Employers should, however, be cautious about relying too much on these provisions for now. There is some uncertainty about how they will be interpreted. Because these new rules take away employees’ rights, the ERA and Employment Court might look to interpret them restrictively. 

HIGH INCOME THRESHOLD FOR UNJUSTIFIED DISMISSAL CLAIMS

The new legislation provides a total remuneration threshold of $200,000 per annum, so that people earning above that potentially cannot bring a personal grievance for unjustified dismissal (the threshold initially proposed was $180,000, but based on salary only). Minister van Velden has said this change will allow employers to give workers a go in high impact positions, without having to risk a costly and disruptive dismissal process if things don’t work out.  

However, employers and individual employees can agree that this new provision does not apply to them (i.e. agree that the high-earning employee retains the right to bring a personal grievance for unjustified dismissal). Many existing employment agreements expressly or implicitly specify that the parties agree to be subject to the personal grievance process, and employers with high earning employees may wish to review these agreements and consider negotiating amendments. Also, for most high-earning employees, there is a 12-month transition before this employer protection kicks in.

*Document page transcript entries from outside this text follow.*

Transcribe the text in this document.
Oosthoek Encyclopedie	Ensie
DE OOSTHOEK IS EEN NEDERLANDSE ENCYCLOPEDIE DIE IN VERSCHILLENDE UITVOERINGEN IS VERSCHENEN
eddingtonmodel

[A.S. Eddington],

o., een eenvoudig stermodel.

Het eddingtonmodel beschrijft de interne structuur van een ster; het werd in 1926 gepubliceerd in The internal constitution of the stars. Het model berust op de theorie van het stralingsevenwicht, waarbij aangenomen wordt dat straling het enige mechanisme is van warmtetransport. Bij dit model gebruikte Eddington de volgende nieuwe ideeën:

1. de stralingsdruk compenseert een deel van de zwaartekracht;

REMOVAL OF '30-DAY RULE' FOR COLLECTIVE EMPLOYMENT AGREEMENTS

The final change targeted in the Bill is removing the ‘30-day rule’ for collective employment agreements. Currently, when a workplace is covered by a collective employment agreement, for the first 30 days, new employees must be employed under terms no less favourable than what is in that collective (if the employee doesn’t become a member of the union within 30 days, the parties can negotiate different terms in an individual employment agreement).

The new legislation removes the 30-day rule, meaning people can agree to a wider range of employment terms from the outset, including using 90-day trials (which generally can’t be used at the moment when a collective is in place).  

Most Hospitality NZ  members use individual employment agreements, not collectives, so will not be impacted by this change.

SUMMARY

We think these changes are significant. Relief is on the way for some of the issues that have troubled some employers for many years. Please consider how these changes are likely to impact your business, and seek advice if necessary.